Durch den Verkauf der Raumbild-Erzeugnisse an die amerikanische Besatzungsmacht, nach einiger Zeit auch wieder an die eigenen Landsleute, wurden noch einmal bescheidene Gewinne erzielt. Neben Landschafts- und Städteaufnahmen standen jetzt kunstgeschichtliche und religiöse Themen im Vordergrund. Aber auch unpolitische Werke aus der Zeit vor 1945 wurden neu herausgebracht. 1950 erhielten die einzelnen Dependancen innerhalb Oberaudorfs wieder ein gemeinsames Domizil, und zwar im Gebäude der Raiffeisenbank in der Rosenheimer Straße. Schönstein hatte damals immerhin zwölf angestellte Mitarbeiter. Vor 1945 waren es wesentlich mehr gewesen, 1943 zum Beispiel insgesamt 38. /45/ Dann aber ließ das Interesse an den Schönsteinschen Verlagserzeugnissen nach. Der Verlagsinhaber hatte zwar immer neue Ideen, brachte fast hektisch fortlaufend neue Artikel heraus. Letztlich konnte er aber mit all dem nicht verhindern, dass seine Umsätze stetig zurückgingen und es zu einer zunehmenden Verschuldung kam. Maßgeblich dafür war auch, dass in den 1950er Jahren in der Fotografie das Farbbild und in der Stereoskopie insbesondere das Farbdia weite Verbreitung fanden. Aus den USA kamen die Viewmaster- Bildscheiben mit farbigen Stereo-Kleindias nach Europa, die übrigens der aus München nach den USA ausgewanderte Wilhelm alias William Gruber erfunden hatte. Mit diesen konnte Schönsteins Konzept, das auf Original-Schwarz-Weiß-Fotos auf Papier basierte, nicht mehr konkurrieren. Es ließ sich offenbar auch nicht der neuen Entwicklung anpassen. So musste die Zahl der Mitarbeiter laufend vermindert werden, bis nur noch drei übrig geblieben waren.

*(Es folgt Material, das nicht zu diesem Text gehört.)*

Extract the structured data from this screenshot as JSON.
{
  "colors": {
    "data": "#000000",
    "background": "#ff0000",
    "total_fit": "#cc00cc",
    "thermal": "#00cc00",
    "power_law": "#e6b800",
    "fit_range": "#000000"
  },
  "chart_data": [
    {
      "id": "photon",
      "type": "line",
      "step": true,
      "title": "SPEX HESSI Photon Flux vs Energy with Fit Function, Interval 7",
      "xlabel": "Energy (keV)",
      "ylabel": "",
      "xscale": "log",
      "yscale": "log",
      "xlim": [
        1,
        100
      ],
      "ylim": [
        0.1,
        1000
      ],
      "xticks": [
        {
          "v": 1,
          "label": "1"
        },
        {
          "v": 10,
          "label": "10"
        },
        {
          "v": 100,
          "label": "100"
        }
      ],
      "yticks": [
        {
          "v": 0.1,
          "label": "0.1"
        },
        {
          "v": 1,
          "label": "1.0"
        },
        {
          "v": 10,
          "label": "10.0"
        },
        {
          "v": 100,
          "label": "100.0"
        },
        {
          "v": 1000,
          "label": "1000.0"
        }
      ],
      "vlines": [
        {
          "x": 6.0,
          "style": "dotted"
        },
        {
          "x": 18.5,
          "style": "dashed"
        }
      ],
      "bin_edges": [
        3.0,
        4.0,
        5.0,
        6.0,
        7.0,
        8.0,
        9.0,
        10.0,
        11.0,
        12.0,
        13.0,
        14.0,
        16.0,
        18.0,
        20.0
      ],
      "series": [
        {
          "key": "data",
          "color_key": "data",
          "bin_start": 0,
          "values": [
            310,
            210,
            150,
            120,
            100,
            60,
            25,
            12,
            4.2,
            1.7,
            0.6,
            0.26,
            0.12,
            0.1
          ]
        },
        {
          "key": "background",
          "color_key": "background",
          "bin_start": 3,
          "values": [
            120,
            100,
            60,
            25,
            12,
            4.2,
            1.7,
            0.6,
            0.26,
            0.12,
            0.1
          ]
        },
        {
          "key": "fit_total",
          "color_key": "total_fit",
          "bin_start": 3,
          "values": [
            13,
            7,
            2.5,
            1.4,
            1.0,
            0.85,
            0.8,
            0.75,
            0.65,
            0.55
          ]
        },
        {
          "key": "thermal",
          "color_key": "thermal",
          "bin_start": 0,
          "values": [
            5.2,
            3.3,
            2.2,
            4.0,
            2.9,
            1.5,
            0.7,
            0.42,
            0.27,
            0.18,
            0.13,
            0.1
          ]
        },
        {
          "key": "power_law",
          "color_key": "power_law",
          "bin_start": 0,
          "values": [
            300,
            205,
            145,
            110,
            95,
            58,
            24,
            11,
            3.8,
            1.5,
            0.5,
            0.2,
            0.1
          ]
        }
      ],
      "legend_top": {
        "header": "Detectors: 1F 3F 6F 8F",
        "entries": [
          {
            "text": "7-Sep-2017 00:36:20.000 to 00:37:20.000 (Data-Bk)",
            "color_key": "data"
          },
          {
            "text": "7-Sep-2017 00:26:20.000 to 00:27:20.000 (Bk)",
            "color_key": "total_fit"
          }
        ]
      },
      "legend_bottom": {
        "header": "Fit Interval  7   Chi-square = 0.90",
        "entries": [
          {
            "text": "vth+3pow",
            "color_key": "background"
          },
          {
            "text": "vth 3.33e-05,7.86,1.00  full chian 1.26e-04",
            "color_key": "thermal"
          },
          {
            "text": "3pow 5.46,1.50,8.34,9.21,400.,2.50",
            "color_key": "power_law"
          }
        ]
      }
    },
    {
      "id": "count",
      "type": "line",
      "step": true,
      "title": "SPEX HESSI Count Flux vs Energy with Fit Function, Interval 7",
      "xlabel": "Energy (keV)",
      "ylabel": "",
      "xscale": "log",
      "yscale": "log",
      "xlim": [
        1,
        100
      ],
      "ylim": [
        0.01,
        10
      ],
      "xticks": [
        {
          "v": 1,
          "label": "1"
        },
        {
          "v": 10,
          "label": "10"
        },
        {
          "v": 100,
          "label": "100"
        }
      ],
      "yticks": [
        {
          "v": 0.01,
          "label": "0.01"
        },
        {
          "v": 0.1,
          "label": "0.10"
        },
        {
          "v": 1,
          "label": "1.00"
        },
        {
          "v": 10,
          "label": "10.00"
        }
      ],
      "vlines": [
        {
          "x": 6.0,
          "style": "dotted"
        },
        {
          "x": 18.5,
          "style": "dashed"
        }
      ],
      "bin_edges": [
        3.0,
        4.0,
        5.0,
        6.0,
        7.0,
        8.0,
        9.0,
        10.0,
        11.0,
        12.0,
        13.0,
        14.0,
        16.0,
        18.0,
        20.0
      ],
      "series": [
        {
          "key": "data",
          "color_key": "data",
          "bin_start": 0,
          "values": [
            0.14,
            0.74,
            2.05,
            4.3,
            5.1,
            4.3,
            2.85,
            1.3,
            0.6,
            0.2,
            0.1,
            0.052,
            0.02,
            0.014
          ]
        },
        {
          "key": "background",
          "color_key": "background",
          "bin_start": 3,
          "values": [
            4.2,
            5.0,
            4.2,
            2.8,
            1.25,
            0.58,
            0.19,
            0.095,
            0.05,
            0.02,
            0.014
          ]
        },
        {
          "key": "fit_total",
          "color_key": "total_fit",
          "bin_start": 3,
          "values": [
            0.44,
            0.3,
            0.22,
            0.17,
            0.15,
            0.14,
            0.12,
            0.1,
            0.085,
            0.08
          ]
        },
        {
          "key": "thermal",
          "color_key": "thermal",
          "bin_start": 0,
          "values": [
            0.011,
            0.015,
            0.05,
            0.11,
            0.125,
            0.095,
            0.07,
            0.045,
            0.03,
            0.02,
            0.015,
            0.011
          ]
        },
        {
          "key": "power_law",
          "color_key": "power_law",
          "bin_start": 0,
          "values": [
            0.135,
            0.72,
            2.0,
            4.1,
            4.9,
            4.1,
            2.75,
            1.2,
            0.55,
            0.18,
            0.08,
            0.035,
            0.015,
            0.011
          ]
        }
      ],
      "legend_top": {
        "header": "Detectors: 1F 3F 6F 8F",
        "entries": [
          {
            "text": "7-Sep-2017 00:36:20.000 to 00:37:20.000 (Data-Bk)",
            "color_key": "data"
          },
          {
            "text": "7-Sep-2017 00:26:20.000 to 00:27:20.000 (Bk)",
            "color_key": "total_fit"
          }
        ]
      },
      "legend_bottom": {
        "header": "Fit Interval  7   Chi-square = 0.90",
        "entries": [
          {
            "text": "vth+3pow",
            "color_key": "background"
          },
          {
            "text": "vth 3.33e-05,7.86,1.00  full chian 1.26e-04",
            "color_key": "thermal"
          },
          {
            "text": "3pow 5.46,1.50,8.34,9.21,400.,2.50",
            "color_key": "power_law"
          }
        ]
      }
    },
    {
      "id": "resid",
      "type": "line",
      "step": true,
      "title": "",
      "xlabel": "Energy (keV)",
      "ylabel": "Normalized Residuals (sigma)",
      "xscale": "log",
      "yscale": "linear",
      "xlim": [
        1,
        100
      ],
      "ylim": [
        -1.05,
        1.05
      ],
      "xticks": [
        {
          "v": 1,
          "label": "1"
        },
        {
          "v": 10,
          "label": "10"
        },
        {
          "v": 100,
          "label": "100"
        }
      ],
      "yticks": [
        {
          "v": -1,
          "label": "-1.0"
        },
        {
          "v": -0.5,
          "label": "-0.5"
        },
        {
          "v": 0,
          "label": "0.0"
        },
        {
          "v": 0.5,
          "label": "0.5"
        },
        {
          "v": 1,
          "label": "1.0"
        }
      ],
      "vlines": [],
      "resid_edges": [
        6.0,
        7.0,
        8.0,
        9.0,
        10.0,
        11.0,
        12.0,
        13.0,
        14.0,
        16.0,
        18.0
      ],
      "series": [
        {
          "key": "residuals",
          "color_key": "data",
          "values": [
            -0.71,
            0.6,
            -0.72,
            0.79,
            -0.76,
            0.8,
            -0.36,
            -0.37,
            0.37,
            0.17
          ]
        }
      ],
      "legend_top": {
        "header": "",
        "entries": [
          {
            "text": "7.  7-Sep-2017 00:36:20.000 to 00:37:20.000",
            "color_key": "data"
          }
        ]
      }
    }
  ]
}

Bereits 1951 hatte Otto Schönstein sich einem Vergleichsverfahren unterziehen müssen mit dem Ergebnis, dass er "sämtliche Werte und Außenstände" seiner Bank übereignen musste. /46/ Trotzdem startete er im folgenden Jahr noch einmal eine große Aufnahme-Aktion. Begleitet unter anderen von zwei Fotografen, Fritz Gutscher und Wolfgang Speckmann, reiste er zu den XV. Olympischen Spielen nach Helsinki (Abb. 9, Abb. 10, Abb. 11, Abb. 12), um diese in 3D zu dokumentieren. Das Ergebnis war einer der letzten Raumbild-Bände, die er herausbrachte. Unter dem Titel "So kämpften sie" erschienen zwei verschiedene Ausgaben: eine mit 100 Raumbildern und deutschsprachigem Textteil von Valentin Reisdorf [2.37] und eine ohne zusätzlichen Text mit 120 Raumbildern für den englischsprachigen Markt [4.19]. Doch auch hier blieb der finanzielle Erfolg ganz offensichtlich aus, und in der Folgezeit ging es mit dem Verlag immer weiter bergab. Ein gutes halbes Jahr bevor Schönstein am 1. August 1958 starb, war die Überschuldung so groß, dass er überhaupt nicht mehr weitermachen konnte.